Stravinsky's The Rake's Progress, latest in Vladimir Jurowski's Stravinsky series at the Royal Festival Hall with the London Philharmonic Orchestra. Given that Jurowski's Rake's Progress at Glyndebourne is a classic, this semi-staged concert performance was an excellent opportunity to revisit the piece, focusing more acutely on the opera as music. This was an excellent performance, orchestrally, bringing out the restraint in Stravinsky's orchestration, not so much "neo-classical" as baroque. The harpsichord (Helen Collyer) was positioned between orchestra and soloists, reinforcing baroque sensibilities and the notion of opera as moral allegory. Although W H Auden wrote the libretto, his reference was Hogarth's series of paintings The Rake's Progress (1732-4), and the series of etchings printed for mass circulation in the following years, from which David Hockney drew his inspiration for that iconic Glyndebourne production. Thus the stylization in the opera, playing with many concepts on many levels, at once black and white yet ambiguous. Auden's text is elegantly convoluted, its literary eloquence deliberately masking the horror in the story, so those who'd prefer not to think past the hard, brittle surface may come away thinking that it's arch comedy. And laughs there are, but not always nice. What might seem moral just might not be : everyone in this opera is compromised in some way, apart from Baba The Turk, who is, significantly, the outsider.
Matthew Rose reprised the role of Nick Shadow as he did in 2011, adding also the Keeper of the Madhouse, which was a wise choice, since arguably, Nick Shadow, like the Circus Master in Alban Berg's Lulu , pulls the strings in a zoo where people are animals. Toby Spence sang Tom Rakewell, with Sophia Burgos as Anne Trulove, with Clive Bayley reprising the part of her father. Andrew Watts, standing in at 24 hours notice as Baba the Turk, almost stole the show, however, with a camp but extraordinarily sensitive interpretation of the role. Kim Begley sang Sellem the Auctioneer and Marie McLaughlin sang Mother Goose. The stage platform was arranged so that the orchestra and chorus (London Voices) were close to the back wall, leaving a lot of empty space in front, to give the singers room to move (rather than teetering over the edge as is usually the case). But this, combined with the surprisngly non-capacity audience, muffled the singing to some extent, to the disadvantage of the less-dominant voices. Rose carried the performance through most of the First Act, but Watts's entry seemed to galvanize proceedings. Perhaps the echo in the hall worked against clear diction, other than from the principals , as some in the audience complained, which was a pity since Auden's texts are poetry, to be savoured even without Stravinsky's coiling lines, stretched vowels and spiralling cadences, oddly reminiscent of Benjamin Britten, whose work Stravinsky must have known by 1951.
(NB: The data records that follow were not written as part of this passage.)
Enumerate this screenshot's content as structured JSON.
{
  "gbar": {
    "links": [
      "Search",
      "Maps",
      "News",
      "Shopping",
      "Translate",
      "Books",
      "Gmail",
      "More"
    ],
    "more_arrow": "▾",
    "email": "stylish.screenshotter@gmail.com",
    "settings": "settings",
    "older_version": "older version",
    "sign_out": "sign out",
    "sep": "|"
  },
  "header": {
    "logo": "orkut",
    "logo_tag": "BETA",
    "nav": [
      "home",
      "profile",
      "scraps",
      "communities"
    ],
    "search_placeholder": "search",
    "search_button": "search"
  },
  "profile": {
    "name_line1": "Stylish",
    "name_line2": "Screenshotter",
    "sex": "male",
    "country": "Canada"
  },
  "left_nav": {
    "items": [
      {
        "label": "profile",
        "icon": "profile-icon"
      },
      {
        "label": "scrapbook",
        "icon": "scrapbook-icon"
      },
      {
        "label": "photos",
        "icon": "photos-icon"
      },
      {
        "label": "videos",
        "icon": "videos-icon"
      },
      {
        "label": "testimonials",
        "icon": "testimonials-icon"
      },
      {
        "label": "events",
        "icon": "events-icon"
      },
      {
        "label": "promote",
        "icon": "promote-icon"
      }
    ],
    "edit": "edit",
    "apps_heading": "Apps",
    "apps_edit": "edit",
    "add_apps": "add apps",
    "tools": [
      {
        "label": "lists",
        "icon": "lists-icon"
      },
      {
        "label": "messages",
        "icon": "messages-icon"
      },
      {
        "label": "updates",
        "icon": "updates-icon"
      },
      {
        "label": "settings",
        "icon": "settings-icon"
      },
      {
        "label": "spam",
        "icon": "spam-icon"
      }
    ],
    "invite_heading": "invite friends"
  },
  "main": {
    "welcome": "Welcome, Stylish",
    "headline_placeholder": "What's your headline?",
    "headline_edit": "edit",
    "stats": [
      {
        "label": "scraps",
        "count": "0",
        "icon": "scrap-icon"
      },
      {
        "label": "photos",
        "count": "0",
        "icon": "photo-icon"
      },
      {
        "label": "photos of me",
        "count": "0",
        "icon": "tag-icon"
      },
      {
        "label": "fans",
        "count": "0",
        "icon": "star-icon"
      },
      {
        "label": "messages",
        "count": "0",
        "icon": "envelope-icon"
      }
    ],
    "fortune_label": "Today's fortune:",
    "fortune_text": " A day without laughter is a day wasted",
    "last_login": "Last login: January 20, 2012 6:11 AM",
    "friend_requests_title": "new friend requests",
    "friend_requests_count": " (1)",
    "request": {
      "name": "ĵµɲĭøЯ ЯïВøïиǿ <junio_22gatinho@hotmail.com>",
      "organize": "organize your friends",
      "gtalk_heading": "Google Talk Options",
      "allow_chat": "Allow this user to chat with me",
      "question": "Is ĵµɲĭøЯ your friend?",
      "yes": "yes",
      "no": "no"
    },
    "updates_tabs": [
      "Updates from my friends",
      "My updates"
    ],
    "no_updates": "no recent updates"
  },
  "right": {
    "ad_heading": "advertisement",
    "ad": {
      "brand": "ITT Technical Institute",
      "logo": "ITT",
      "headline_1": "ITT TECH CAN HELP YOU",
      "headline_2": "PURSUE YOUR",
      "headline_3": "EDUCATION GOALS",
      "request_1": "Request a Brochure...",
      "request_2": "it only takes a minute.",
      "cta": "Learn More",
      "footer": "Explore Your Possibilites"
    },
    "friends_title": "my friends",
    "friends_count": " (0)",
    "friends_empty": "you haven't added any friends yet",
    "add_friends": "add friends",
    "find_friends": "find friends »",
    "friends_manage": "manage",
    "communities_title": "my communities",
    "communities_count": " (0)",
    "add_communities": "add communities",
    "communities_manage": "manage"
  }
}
Tom's descent to debauchery is conventional enough - shades of Faust and Mephistofeles here, and in the card game towards the end, of Stravinsky's The Soldier's Tale, and even sly allusions to Tannhäuser and Venusberg - all of these part of the cavalcade unfolding on many levels and many forms. But where does Baba The Turk fit in with this Faustian adventure ? What kind of creature is she/he and how does she/he change the narrative ? She/he's first heard of when Nick Shadow shows Tom a broadsheet from a travelling show she stars in. He's aghast but Nick taunts him "For he alone is free, who chooses what to will and wills his choice as destiny". So Tom marries her to prove he's free, but ends up more tied than before. Although the role is often taken by a woman, (Patricia Bardon, who was originally scheduled, has done the part very well many times before), having a countertenor adds extra frisson, in addition to underlining the baroque connections. Baba's a bearded lady, and exotic as all "Turks" are supposed to be. Watts appeared, spotlit and veiled, mincing in stilettos, transforming the opera and performance. Wonderfully, flamboyantly androgynous !
Everyone else in these proceedings scams everyone else in some way, even Anne Trulove, whose "love" isn't truly altruistic since she plays games of social convention. But Baba's on the level, giving up fame and fortune for a wastrel like Tom. All the others treat each other like commodities: Sellem the Auctioneer might sell objects, but these objects are symbols of lives gone wrong, people making money from the misfortunes of others. Even Baba becomes an object. "Old wives for sale". Tom winds up in the madhouse, babbling about Venus (Tannhäuser and creativity in the guise of woman). The opera resolves, like Don Giovanni, with a moral, where the main characters tell what they've learned. " All men are mad; all they say or do is theatre" (Baba) and "Beware, young men who fancy you are Virgil or Julius Caesar : Lest when you wake, you are only a rake". (Tom). And even Nick Shadow who acts like he's in control, but isn't. "Many insist I do not exist. At times I wish I didn't".